These various idiosyncrasies were tolerated with good humour by Mr Boodham, Sandy and myself. Our nine ,weeks in the forest drifted idyllically past. We stayed at Moraballi for all this period, detained rather by the nature of our scientific work than by any lack of desire to migrate through the forest. Soon we knew every trail, discreetly marked in true Amerindian style by Sandy. One of them went through the deep swamps in Mora forest, where the palms and other ground-layer plants never live up to the impenetrable nature of the traditional jungle. Another led away northwards from the creek up over laterite ridges where magnificent buttressed Morabukea trees grew to heights over 120 feet, to become a clean dry trail on white sand, with characteristic open Wallaba forest.
This beautiful and immediately varied forest dissected by fast running creeks, full of unbelievable insects and the noises and smells of another world, has been described before and at length in Richard Schomburgk’s Travels in British Guiana.
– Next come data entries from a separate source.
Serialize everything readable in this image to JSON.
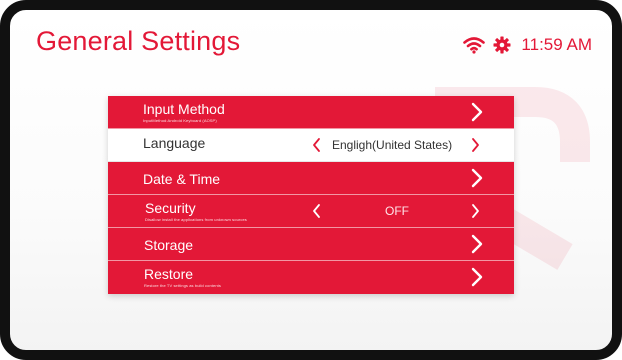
{
  "header": {
    "title": "General Settings",
    "time": "11:59 AM"
  },
  "colors": {
    "accent": "#e31837",
    "active_bg": "#ffffff"
  },
  "icons": [
    "wifi-icon",
    "gear-icon",
    "chevron-right-icon",
    "chevron-left-icon"
  ],
  "menu": {
    "items": [
      {
        "label": "Input Method",
        "sublabel": "InputMethod:Android Keyboard (AOSP)",
        "control": "chevron"
      },
      {
        "label": "Language",
        "value": "Engligh(United States)",
        "control": "selector",
        "active": true
      },
      {
        "label": "Date & Time",
        "control": "chevron"
      },
      {
        "label": "Security",
        "sublabel": "Disallow install the applications from unknown sources",
        "value": "OFF",
        "control": "selector"
      },
      {
        "label": "Storage",
        "control": "chevron"
      },
      {
        "label": "Restore",
        "sublabel": "Restore the TV settings as build contents",
        "control": "chevron"
      }
    ]
  }
}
The two final weeks were our holiday, in which we travelled as rapidly as possible to gain some idea of the interior. A last glance at the camp and our home-made suspension bridge, a view shadowy through trees and early morning mist and through nostalgia; then ahead the Essequibo and its well-known falls. To negotiate the falls is dangerous work and we were lucky in having the services of Captain Bradford of the Forestry Department—the only man in the country capable of piloting boats up these rapids. We shuddered, crept and side-slipped between smooth shining humps of water and over roaring patches of broken river, with spray higher than the trees growing on the rocky outcrops in mid-stream. The Essequibo flows over these shallow sills of rock and is, as a result, almost useless for transport to the reaches above the falls. Before the aeroplane, all inland supplies made this difficult journey—now it is rarely done.